Mark recalls a time when years would go by with the same textbooks being handed down again and again to class after class of college students through the medium of used bookstores. Back then, it was recognized that introductions to chemistry just don’t change that much in a single year. Barring a major new discovery into the nature of the universe, there just wasn’t any need to write new editions so quickly. Forcing students to buy new books every year was just crazy. As Mark has watched cascading editions become standard practice in educational publishing, he’s become alarmed at how the model has changed. “New editions are arising simply to kill the used textbook market,” he points out. It’s bad for everybody but the publishing company.

Self-publishing Organic Chemistry Principles in Context not only gave Mark control over the price of the book, but over the copyright. He’s philosophically committed to not writing new editions unless they’re necessary. Considering the historical perspective he takes in the book, it’s possible to see it remaining relevant for a long time—at least, once teachers take a chance on an untraditional textbook model.

Attitudes To Indies Changing

Nature Chemistry hit the nail on the head when they called Mark’s book “fascinating” and “a dramatic change to the landscape of textbook choice.”

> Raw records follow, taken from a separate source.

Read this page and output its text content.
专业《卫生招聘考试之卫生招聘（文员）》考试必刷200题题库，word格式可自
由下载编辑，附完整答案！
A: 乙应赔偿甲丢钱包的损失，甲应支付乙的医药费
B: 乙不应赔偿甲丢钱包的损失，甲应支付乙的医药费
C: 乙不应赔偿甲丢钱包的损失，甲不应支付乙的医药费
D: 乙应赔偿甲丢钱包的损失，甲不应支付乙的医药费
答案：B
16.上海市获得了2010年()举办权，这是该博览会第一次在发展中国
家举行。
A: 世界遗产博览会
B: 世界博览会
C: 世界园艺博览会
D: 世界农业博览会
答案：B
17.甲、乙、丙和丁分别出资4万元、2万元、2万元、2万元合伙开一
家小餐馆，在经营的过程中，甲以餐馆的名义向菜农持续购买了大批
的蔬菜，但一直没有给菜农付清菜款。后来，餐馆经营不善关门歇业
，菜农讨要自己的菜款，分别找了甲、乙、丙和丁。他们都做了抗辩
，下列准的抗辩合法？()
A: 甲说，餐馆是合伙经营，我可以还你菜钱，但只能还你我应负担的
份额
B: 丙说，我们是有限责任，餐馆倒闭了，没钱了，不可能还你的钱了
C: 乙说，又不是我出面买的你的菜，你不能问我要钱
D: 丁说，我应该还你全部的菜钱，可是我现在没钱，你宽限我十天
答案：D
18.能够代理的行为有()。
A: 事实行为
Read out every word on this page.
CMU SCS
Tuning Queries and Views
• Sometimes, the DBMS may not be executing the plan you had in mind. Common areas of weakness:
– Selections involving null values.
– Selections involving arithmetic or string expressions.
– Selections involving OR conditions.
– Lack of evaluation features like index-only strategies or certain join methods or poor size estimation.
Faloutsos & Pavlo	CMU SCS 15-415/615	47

Organic Chemistry in Context may be an outlier now, but considering Mark’s success, it may have more than a small future. He tells me about a slow, cautious shift in attitude among his colleagues. There’s interest, but also apprehension. Despite all of its issues, the old model is a known quantity, and many professors may quail at the possibility of facing the world without the protection of a publisher. But slowly, self-publishing is becoming a serious consideration among a few adventurous academics, and as new alternative publishing options open up, more may join them.

Maybe if independent textbook publishing really takes off, mainstream textbook prices will start to dive back to affordable levels as major publishers face their first real competition in decades. It’s a big idea, but exists within the realm of possibility: someday, pioneers like Mark Green might just change the publishing world.